SEC. 5.Section 4676 of the Revenue and Taxation Code is amended to read:
4676.

(a)If excess proceeds from the sale of tax-defaulted property exceed one hundred fifty dollars ($150), the county shall provide notice of the right to claim the excess proceeds, as provided in this section.

(b)No later than 90 days after the sale of the property, the county shall mail written notice of the right to claim excess proceeds to the last known mailing address of parties of interest, as defined in Section 4675. The county shall make a reasonable effort to obtain the name and last known mailing address of parties of interest.
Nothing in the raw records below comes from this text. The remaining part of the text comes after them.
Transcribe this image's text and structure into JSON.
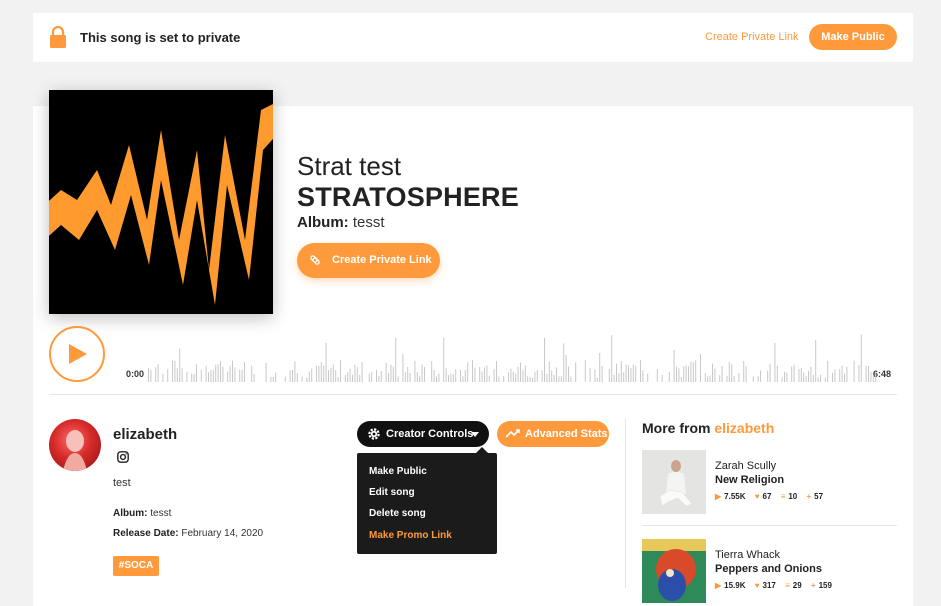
{
  "privacy": {
    "message": "This song is set to private",
    "create_link": "Create Private Link",
    "make_public": "Make Public"
  },
  "song": {
    "artist": "Strat test",
    "title": "STRATOSPHERE",
    "album_label": "Album:",
    "album": "tesst",
    "create_link_button": "Create Private Link"
  },
  "player": {
    "time_start": "0:00",
    "time_end": "6:48"
  },
  "uploader": {
    "name": "elizabeth",
    "bio": "test",
    "album_label": "Album:",
    "album": "tesst",
    "release_label": "Release Date:",
    "release_date": "February 14, 2020",
    "tag": "#SOCA"
  },
  "actions": {
    "creator_controls": "Creator Controls",
    "advanced_stats": "Advanced Stats",
    "menu": [
      "Make Public",
      "Edit song",
      "Delete song",
      "Make Promo Link"
    ]
  },
  "more_from": {
    "prefix": "More from",
    "artist": "elizabeth",
    "items": [
      {
        "artist": "Zarah Scully",
        "title": "New Religion",
        "plays": "7.55K",
        "likes": "67",
        "playlists": "10",
        "reups": "57"
      },
      {
        "artist": "Tierra Whack",
        "title": "Peppers and Onions",
        "plays": "15.9K",
        "likes": "317",
        "playlists": "29",
        "reups": "159"
      }
    ]
  },
  "colors": {
    "accent": "#ff9a3c",
    "dark": "#111111",
    "background": "#f2f2f2"
  }
}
(c)If the last known address of a party of interest cannot be obtained, the county shall publish notice of the right to claim excess proceeds in a newspaper of general circulation in the county. Publication is not required if the cost to publish is equal to or greater than the amount of the excess proceeds. The notice shall be published once a week for three successive weeks and shall commence no later than 90 days after the sale of the property.

(d)The cost of obtaining the name and last known mailing address of parties of interest and of mailing or publishing the notices required under this section shall be deducted from the excess proceeds and shall be distributed to the county general fund.

(e)A notice pursuant to this section shall contain all of the following information:

(1)The amount of the tax debt with respect to which the tax-defaulted property was in default.

(2)The amount for which the property was sold.

(3)The consequences for failing to apply for excess proceeds within the time period prescribed in Section 4675.

SEC. 6.

If the Commission on State Mandates determines that this act contains costs mandated by the state, reimbursement to local agencies and school districts for those costs shall be made pursuant to Part 7 (commencing with Section 17500) of Division 4 of Title 2 of the Government Code.